Years ago Karl Meninger’s book, Whatever Became of Sin? gave written expression to a widespread suspicion that the concept of “sin” was steadily evaporating from everyday life. If the question posed by Meninger’s book was apropos when he wrote it in 1973, it is even more appropriate today.
Man has always tried to minimize his wickedness, lessen sin’s offensiveness – even glamorize it – and do anything but call sin, sin. For example, since the word “embezzler” carries with it the connotation of deceitfulness and dishonesty, the contention of some would be that it should no longer be used to describe the misguided person who takes money by fraud. Thus the “embezzler” is now simply one who misappropriates funds. The gambler is an adventurous investor; the liar is only exploring the outer limits of free speech; and the homosexual has adopted an alternative lifestyle.

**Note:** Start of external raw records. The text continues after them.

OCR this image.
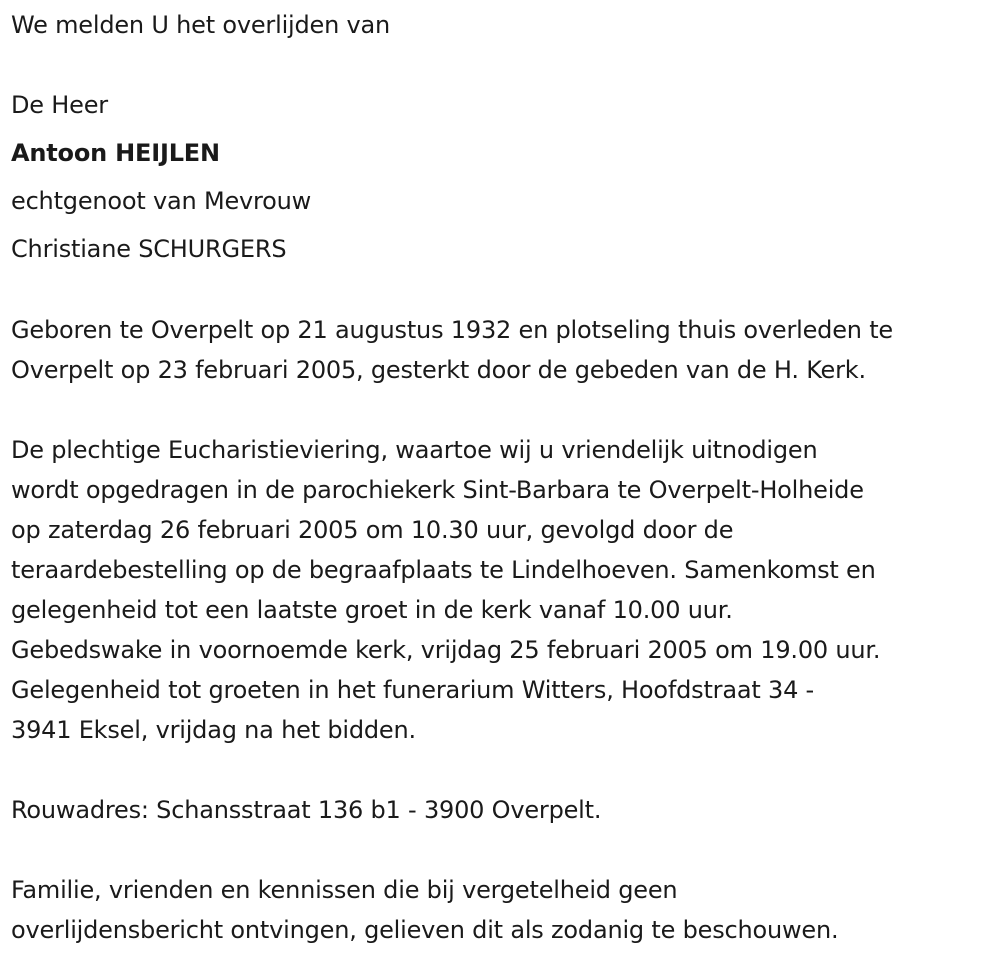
We melden U het overlijden van
De Heer
Antoon HEIJLEN
echtgenoot van Mevrouw
Christiane SCHURGERS
Geboren te Overpelt op 21 augustus 1932 en plotseling thuis overleden te
Overpelt op 23 februari 2005, gesterkt door de gebeden van de H. Kerk.
De plechtige Eucharistieviering, waartoe wij u vriendelijk uitnodigen
wordt opgedragen in de parochiekerk Sint-Barbara te Overpelt-Holheide
op zaterdag 26 februari 2005 om 10.30 uur, gevolgd door de
teraardebestelling op de begraafplaats te Lindelhoeven. Samenkomst en
gelegenheid tot een laatste groet in de kerk vanaf 10.00 uur.
Gebedswake in voornoemde kerk, vrijdag 25 februari 2005 om 19.00 uur.
Gelegenheid tot groeten in het funerarium Witters, Hoofdstraat 34 -
3941 Eksel, vrijdag na het bidden.
Rouwadres: Schansstraat 136 b1 - 3900 Overpelt.
Familie, vrienden en kennissen die bij vergetelheid geen
overlijdensbericht ontvingen, gelieven dit als zodanig te beschouwen.
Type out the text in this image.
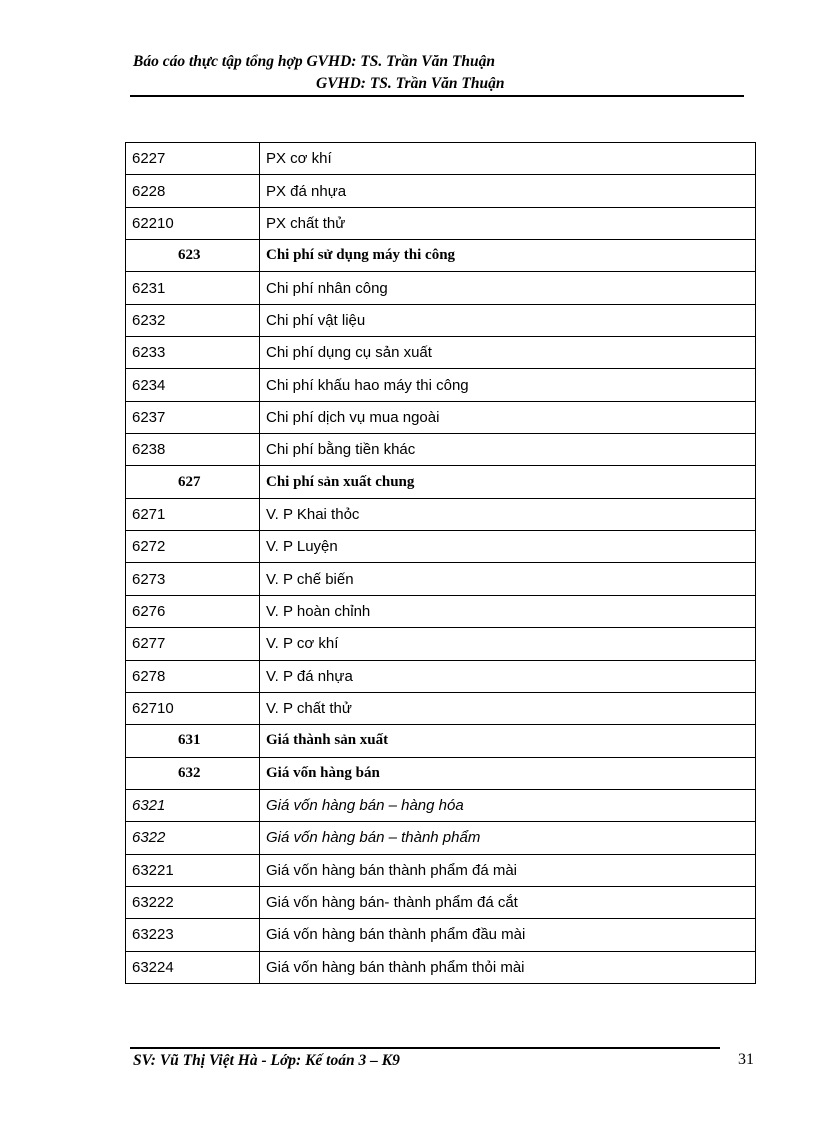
Báo cáo thực tập tổng hợp GVHD: TS. Trần Văn Thuận
GVHD: TS. Trần Văn Thuận
6227	PX cơ khí
6228	PX đá nhựa
62210	PX chất thử
623	Chi phí sử dụng máy thi công
6231	Chi phí nhân công
6232	Chi phí vật liệu
6233	Chi phí dụng cụ sản xuất
6234	Chi phí khấu hao máy thi công
6237	Chi phí dịch vụ mua ngoài
6238	Chi phí bằng tiền khác
627	Chi phí sản xuất chung
6271	V. P Khai thỏc
6272	V. P Luyện
6273	V. P chế biến
6276	V. P hoàn chỉnh
6277	V. P cơ khí
6278	V. P đá nhựa
62710	V. P chất thử
631	Giá thành sản xuất
632	Giá vốn hàng bán
6321	Giá vốn hàng bán – hàng hóa
6322	Giá vốn hàng bán – thành phẩm
63221	Giá vốn hàng bán thành phẩm đá mài
63222	Giá vốn hàng bán- thành phẩm đá cắt
63223	Giá vốn hàng bán thành phẩm đầu mài
63224	Giá vốn hàng bán thành phẩm thỏi mài
SV: Vũ Thị Việt Hà - Lớp: Kế toán 3 – K9	31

Within the last century as softer, gentler terms accepted as politically correct no longer sufficed to take the sharp edge off sin, sin began to be justified by the situational ethicists. Bishop A.T. Robinson’s book, Honest to God purported that situational ethics was the only ethic for the “man come of age.”

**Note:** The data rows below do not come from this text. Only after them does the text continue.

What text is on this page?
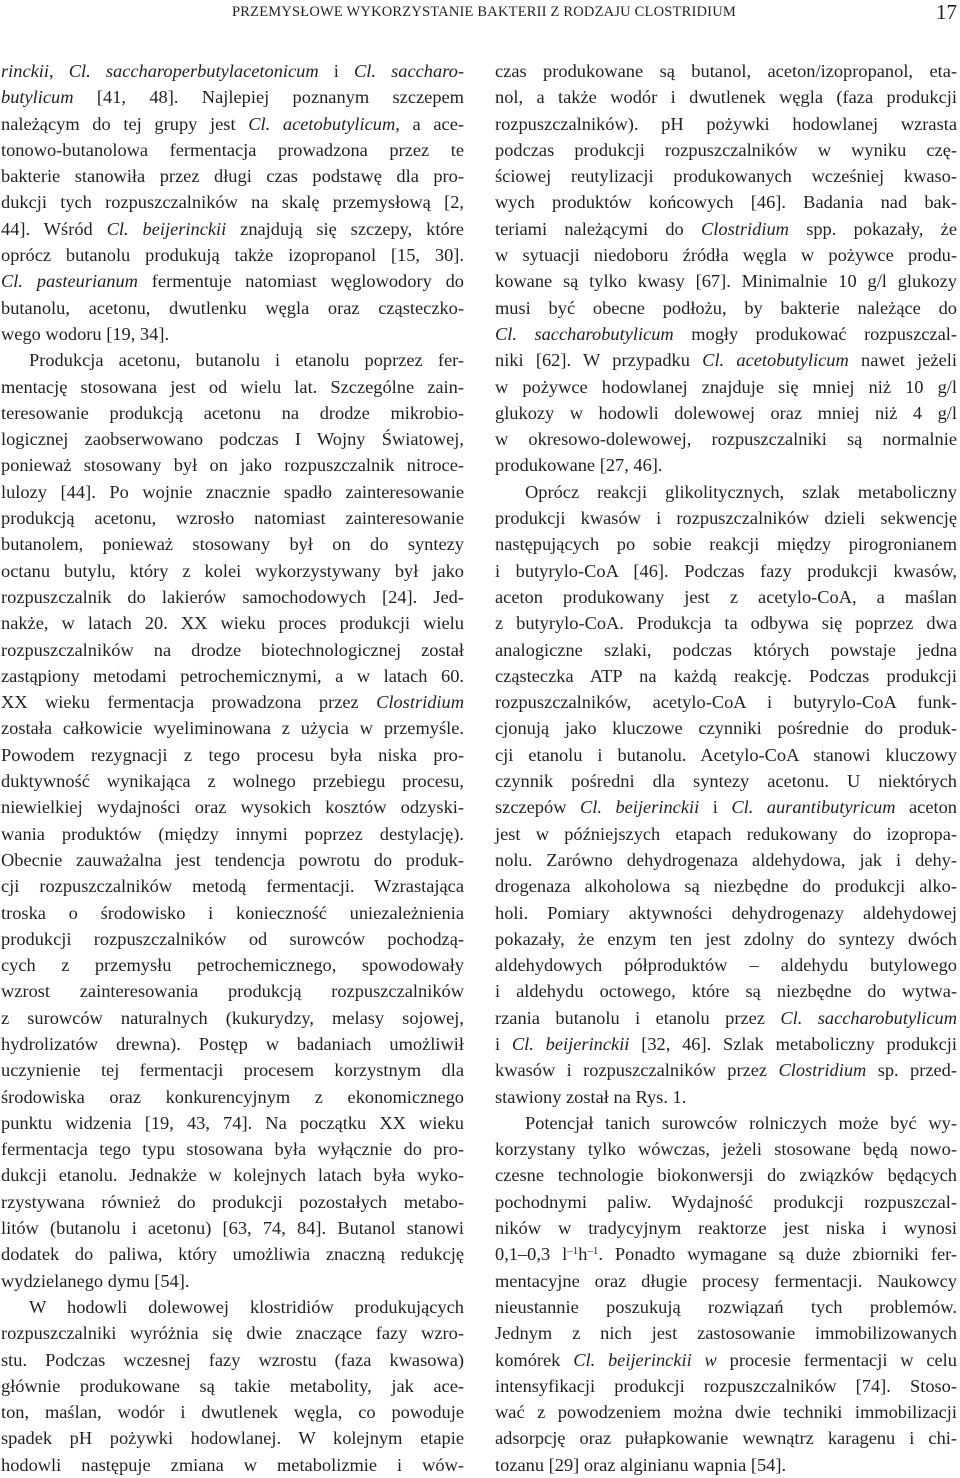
PRZEMYSŁOWE WYKORZYSTANIE BAKTERII Z RODZAJU CLOSTRIDIUM	17
rinckii, Cl. saccharoperbutylacetonicum i Cl. saccharo-
butylicum [41, 48]. Najlepiej poznanym szczepem
należącym do tej grupy jest Cl. acetobutylicum, a ace-
tonowo-butanolowa fermentacja prowadzona przez te
bakterie stanowiła przez długi czas podstawę dla pro-
dukcji tych rozpuszczalników na skalę przemysłową [2,
44]. Wśród Cl. beijerinckii znajdują się szczepy, które
oprócz butanolu produkują także izopropanol [15, 30].
Cl. pasteurianum fermentuje natomiast węglowodory do
butanolu, acetonu, dwutlenku węgla oraz cząsteczko-
wego wodoru [19, 34].
Produkcja acetonu, butanolu i etanolu poprzez fer-
mentację stosowana jest od wielu lat. Szczególne zain-
teresowanie produkcją acetonu na drodze mikrobio-
logicznej zaobserwowano podczas I Wojny Światowej,
ponieważ stosowany był on jako rozpuszczalnik nitroce-
lulozy [44]. Po wojnie znacznie spadło zainteresowanie
produkcją acetonu, wzrosło natomiast zainteresowanie
butanolem, ponieważ stosowany był on do syntezy
octanu butylu, który z kolei wykorzystywany był jako
rozpuszczalnik do lakierów samochodowych [24]. Jed-
nakże, w latach 20. XX wieku proces produkcji wielu
rozpuszczalników na drodze biotechnologicznej został
zastąpiony metodami petrochemicznymi, a w latach 60.
XX wieku fermentacja prowadzona przez Clostridium
została całkowicie wyeliminowana z użycia w przemyśle.
Powodem rezygnacji z tego procesu była niska pro-
duktywność wynikająca z wolnego przebiegu procesu,
niewielkiej wydajności oraz wysokich kosztów odzyski-
wania produktów (między innymi poprzez destylację).
Obecnie zauważalna jest tendencja powrotu do produk-
cji rozpuszczalników metodą fermentacji. Wzrastająca
troska o środowisko i konieczność uniezależnienia
produkcji rozpuszczalników od surowców pochodzą-
cych z przemysłu petrochemicznego, spowodowały
wzrost zainteresowania produkcją rozpuszczalników
z surowców naturalnych (kukurydzy, melasy sojowej,
hydrolizatów drewna). Postęp w badaniach umożliwił
uczynienie tej fermentacji procesem korzystnym dla
środowiska oraz konkurencyjnym z ekonomicznego
punktu widzenia [19, 43, 74]. Na początku XX wieku
fermentacja tego typu stosowana była wyłącznie do pro-
dukcji etanolu. Jednakże w kolejnych latach była wyko-
rzystywana również do produkcji pozostałych metabo-
litów (butanolu i acetonu) [63, 74, 84]. Butanol stanowi
dodatek do paliwa, który umożliwia znaczną redukcję
wydzielanego dymu [54].
W hodowli dolewowej klostridiów produkujących
rozpuszczalniki wyróżnia się dwie znaczące fazy wzro-
stu. Podczas wczesnej fazy wzrostu (faza kwasowa)
głównie produkowane są takie metabolity, jak ace-
ton, maślan, wodór i dwutlenek węgla, co powoduje
spadek pH pożywki hodowlanej. W kolejnym etapie
hodowli następuje zmiana w metabolizmie i wów-
czas produkowane są butanol, aceton/izopropanol, eta-
nol, a także wodór i dwutlenek węgla (faza produkcji
rozpuszczalników). pH pożywki hodowlanej wzrasta
podczas produkcji rozpuszczalników w wyniku czę-
ściowej reutylizacji produkowanych wcześniej kwaso-
wych produktów końcowych [46]. Badania nad bak-
teriami należącymi do Clostridium spp. pokazały, że
w sytuacji niedoboru źródła węgla w pożywce produ-
kowane są tylko kwasy [67]. Minimalnie 10 g/l glukozy
musi być obecne podłożu, by bakterie należące do
Cl. saccharobutylicum mogły produkować rozpuszczal-
niki [62]. W przypadku Cl. acetobutylicum nawet jeżeli
w pożywce hodowlanej znajduje się mniej niż 10 g/l
glukozy w hodowli dolewowej oraz mniej niż 4 g/l
w okresowo-dolewowej, rozpuszczalniki są normalnie
produkowane [27, 46].
Oprócz reakcji glikolitycznych, szlak metaboliczny
produkcji kwasów i rozpuszczalników dzieli sekwencję
następujących po sobie reakcji między pirogronianem
i butyrylo-CoA [46]. Podczas fazy produkcji kwasów,
aceton produkowany jest z acetylo-CoA, a maślan
z butyrylo-CoA. Produkcja ta odbywa się poprzez dwa
analogiczne szlaki, podczas których powstaje jedna
cząsteczka ATP na każdą reakcję. Podczas produkcji
rozpuszczalników, acetylo-CoA i butyrylo-CoA funk-
cjonują jako kluczowe czynniki pośrednie do produk-
cji etanolu i butanolu. Acetylo-CoA stanowi kluczowy
czynnik pośredni dla syntezy acetonu. U niektórych
szczepów Cl. beijerinckii i Cl. aurantibutyricum aceton
jest w późniejszych etapach redukowany do izopropa-
nolu. Zarówno dehydrogenaza aldehydowa, jak i dehy-
drogenaza alkoholowa są niezbędne do produkcji alko-
holi. Pomiary aktywności dehydrogenazy aldehydowej
pokazały, że enzym ten jest zdolny do syntezy dwóch
aldehydowych półproduktów – aldehydu butylowego
i aldehydu octowego, które są niezbędne do wytwa-
rzania butanolu i etanolu przez Cl. saccharobutylicum
i Cl. beijerinckii [32, 46]. Szlak metaboliczny produkcji
kwasów i rozpuszczalników przez Clostridium sp. przed-
stawiony został na Rys. 1.
Potencjał tanich surowców rolniczych może być wy-
korzystany tylko wówczas, jeżeli stosowane będą nowo-
czesne technologie biokonwersji do związków będących
pochodnymi paliw. Wydajność produkcji rozpuszczal-
ników w tradycyjnym reaktorze jest niska i wynosi
0,1–0,3 $l^{-1}h^{-1}$. Ponadto wymagane są duże zbiorniki fer-
mentacyjne oraz długie procesy fermentacji. Naukowcy
nieustannie poszukują rozwiązań tych problemów.
Jednym z nich jest zastosowanie immobilizowanych
komórek Cl. beijerinckii w procesie fermentacji w celu
intensyfikacji produkcji rozpuszczalników [74]. Stoso-
wać z powodzeniem można dwie techniki immobilizacji
adsorpcję oraz pułapkowanie wewnątrz karagenu i chi-
tozanu [29] oraz alginianu wapnia [54].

To the situational ethicist stealing is not wrong if the money is taken from someone who is wealthy and given to the needy and adultery is not necessarily wrong if it is engaged in by two people who are in love even though they may not be married. In situational ethics the person is always more important than some prescriptive principle or absolute truth.
It was inevitable that political correctness and situational ethics would lead to the kind of value system we seem to have in America today.
In the case of Lawrence and Garner v. the State of Texas that came before the Supreme Court in 2003 the justices ruled by a verdict of 6-3 that sodomy laws were unconstitutional. This high court ruling basically means that all sodomy laws in the U. S. are now unconstitutional and unenforceable when applied to non-consenting adults in private.
The Wall Street Journal recently reported, “In last year’s Lawrence sodomy case, U.S. Supreme Court Justices assured us that it had no implications for gay marriage. But scarcely had the ink dried than the Massachusetts high court was invoking Lawrence to mandate gay marriage.”
Gavin Newsome, mayor of San Francisco, also began issuing marriage licenses for gay and lesbian couples as if to indicate that it was fit and proper to do so. Then even more recently the United States Senate couldn’t muster enough support to pass the Federal Marriage Amendment in their house of Congress.
At the present time the institution of marriage is at the forefront of the cultural war, but it is only the tip of the iceberg. In an effort to fire up his supporters in the 1992 race for the presidency, Pat Buchanan said, “There is a religious war going on in this country, a cultural war as critical to the kind of nation we shall be as the Cold War itself, for this is for the soul of America.”
Long ago God, through the prophet Isaiah, pronounced six woes upon Judah and Jerusalem. You can read about these “woes” in Isaiah 5. The fourth “woe” is particularly disturbing because it is so frighteningly characteristic of America today. Isaiah writes: “Woe unto them that call evil good, and good evil; that put darkness for light, and light for darkness; that put bitter for sweet, and sweet for bitter!” (Isaiah 5: 20).
Have we lost our moral compass? It appears that we have. However, there is a solution. The gospel of Christ is the answer to the ills of our society, but we must never minimize the awfulness of sin, preach a gospel of cheap grace, compromise our convictions to accommodate a pagan society, dilute the absolute truths of God’s Word or adopt a consumerism mentality just to grow the church.
A church that is a mile wide and an inch deep spiritually will not significantly impact our secular culture, but a regenerated, revived church will become a mighty instrument in the hands of God with the supernatural ability to right an upside down world.